Recipe details
Prep time
40
min
Cooking time
30
min
Total time
70
min
Ingredients
For the lemon sponge:
- 90g unsalted butter at room temperature,
- 90g golden caster sugar,
- 130g plain flour,
- 1.5 tsp baking powder,
- 1/4 teaspoon salt,
- 2 eggs,
- The zest of 2 lemons + 1 tbsp lemon juice,
- 50g greek yoghurt.
For the strawberry frosting:
- 90g strawberries (hulled and quartered, about 3 large strawberries),
- 220g icing sugar,
- 115g unsalted butter at room temperature,
- 1 teaspoon vanilla extract.
To decorate: have extra strawberries sliced and ready.
Instructions
- Start by baking the sponge. preheat your oven to 170ºc and grease your cake tin or tins.
- Beat the butter and sugar together until light and fluffy, about four to five minutes. Add the eggs one at a time, scraping down the sides of the bowl after each addition.
- Stir in the lemon zest and juice.
- Gently fold in the flour, baking powder and salt, then mix in the greek yoghurt until the batter is smooth.
- Spoon or pipe the batter evenly between the tins. For mini sponges, bake for around 20 minutes. For larger sandwich sponges, bake for roughly 30 minutes or until a skewer inserted into the centre comes out clean. Let the cakes cool completely.
- To make the frosting, blend the strawberries until smooth.
- Pour the purée into a small pan and simmer on low heat until it reduces by half and thickens slightly.
- Beat the butter until smooth, then add one third of the icing sugar. Once combined, mix in one third of the strawberry reduction and the vanilla extract. Repeat until all the ingredients are used. Adjust the consistency if needed by adding a splash of milk to loosen or a little extra icing sugar to thicken. You’re aiming for a soft, fluffy, and easily spreadable texture.
- Trim the cooled sponges if necessary, then layer with frosting. Once the tiers are stacked, ice the outside, smoothing and levelling as you go. Decorate with the sliced strawberries and serve. Due to the fresh fruit content, this cake is best enjoyed within 24 hours. Store any leftovers in the fridge overnight and hold off decorating until just before serving.

Can I make a larger version?
Absolutely! This recipe makes enough for three small layered sponges like the ones shown here, or a single layer sponge cake. You could also bake in a brownie tin and cut out the cake circles, or even make a traybake. If you’d like to make a two-tier sponge, simply follow the same method with sandwich tins and double the ingredients.
Reasons why a mini Celebration Cake is a good idea!
- First, there are no leftovers unless you want them.

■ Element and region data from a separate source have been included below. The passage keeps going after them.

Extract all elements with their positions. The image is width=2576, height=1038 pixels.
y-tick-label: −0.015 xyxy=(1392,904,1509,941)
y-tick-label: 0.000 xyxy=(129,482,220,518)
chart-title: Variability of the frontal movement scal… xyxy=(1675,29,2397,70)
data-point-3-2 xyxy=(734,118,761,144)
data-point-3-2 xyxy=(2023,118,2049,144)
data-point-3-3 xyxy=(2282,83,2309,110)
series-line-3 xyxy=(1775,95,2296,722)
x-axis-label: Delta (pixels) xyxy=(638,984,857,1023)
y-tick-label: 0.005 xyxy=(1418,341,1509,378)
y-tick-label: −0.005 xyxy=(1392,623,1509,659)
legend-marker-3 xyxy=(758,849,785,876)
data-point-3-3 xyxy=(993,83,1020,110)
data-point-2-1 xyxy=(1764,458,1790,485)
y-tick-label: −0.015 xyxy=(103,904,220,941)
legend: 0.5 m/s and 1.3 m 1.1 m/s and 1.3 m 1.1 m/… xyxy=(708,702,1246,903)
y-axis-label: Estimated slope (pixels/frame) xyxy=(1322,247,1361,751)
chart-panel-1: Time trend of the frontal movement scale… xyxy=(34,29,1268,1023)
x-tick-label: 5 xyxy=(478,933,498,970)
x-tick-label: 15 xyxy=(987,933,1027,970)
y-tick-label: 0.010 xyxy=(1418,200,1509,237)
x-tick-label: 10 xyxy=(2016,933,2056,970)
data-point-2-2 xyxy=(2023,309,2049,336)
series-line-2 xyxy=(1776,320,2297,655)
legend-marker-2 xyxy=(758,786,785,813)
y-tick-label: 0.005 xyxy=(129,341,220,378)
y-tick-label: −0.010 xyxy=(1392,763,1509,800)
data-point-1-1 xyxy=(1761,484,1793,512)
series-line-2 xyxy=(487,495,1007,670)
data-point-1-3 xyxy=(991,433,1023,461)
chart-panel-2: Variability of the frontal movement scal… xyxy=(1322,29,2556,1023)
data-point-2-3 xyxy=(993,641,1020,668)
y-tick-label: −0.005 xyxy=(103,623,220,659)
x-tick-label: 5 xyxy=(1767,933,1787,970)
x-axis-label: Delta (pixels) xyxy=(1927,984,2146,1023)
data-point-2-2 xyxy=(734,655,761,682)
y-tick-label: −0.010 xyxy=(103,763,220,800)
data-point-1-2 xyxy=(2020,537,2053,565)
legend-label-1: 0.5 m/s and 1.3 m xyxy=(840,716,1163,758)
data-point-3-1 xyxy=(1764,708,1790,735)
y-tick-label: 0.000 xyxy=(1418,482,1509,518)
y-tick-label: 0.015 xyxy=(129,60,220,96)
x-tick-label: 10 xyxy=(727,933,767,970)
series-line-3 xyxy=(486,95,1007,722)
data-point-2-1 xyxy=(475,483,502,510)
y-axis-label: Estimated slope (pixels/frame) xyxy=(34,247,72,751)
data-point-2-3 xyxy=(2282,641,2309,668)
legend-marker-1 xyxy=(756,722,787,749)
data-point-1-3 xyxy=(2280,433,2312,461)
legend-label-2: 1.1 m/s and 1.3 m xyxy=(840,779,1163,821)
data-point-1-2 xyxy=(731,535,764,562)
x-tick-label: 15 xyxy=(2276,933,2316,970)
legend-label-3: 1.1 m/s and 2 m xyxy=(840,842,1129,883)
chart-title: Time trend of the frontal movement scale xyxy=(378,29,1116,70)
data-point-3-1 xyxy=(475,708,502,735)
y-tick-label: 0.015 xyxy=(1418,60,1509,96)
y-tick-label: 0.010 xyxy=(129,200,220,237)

Mini cakes are just the right size for a few people, so you won’t end up with half a cake sitting in the fridge all week (unless that’s the goal, of course).
- They’re also much faster to bake and decorate. Smaller cakes cool quickly, are easier to ice, and come together in less time – ideal when you want something special without spending hours in the kitchen.
- They're easier to transport and style, which makes them perfect for dinner parties, picnics or gifting. Pop one on a small plate and you’ve got an instant showstopper.
- Mini cakes are also more budget-friendly, since they use fewer ingredients – perfect if you’re using premium flour, butter, or seasonal toppings.
- They’re ideal for smaller, more intimate celebrations – birthdays for two, anniversaries, Mother’s Day, or simply treating yourself at the end of a long week.
- Despite their size, mini cakes still deliver big on impact. You get all the joy of a celebration cake in a smaller, sweeter package – and they often look even more charming.
- They’re also great for testing out new flavour combinations or decorating ideas. There’s less pressure, and it’s a fun way to try something different.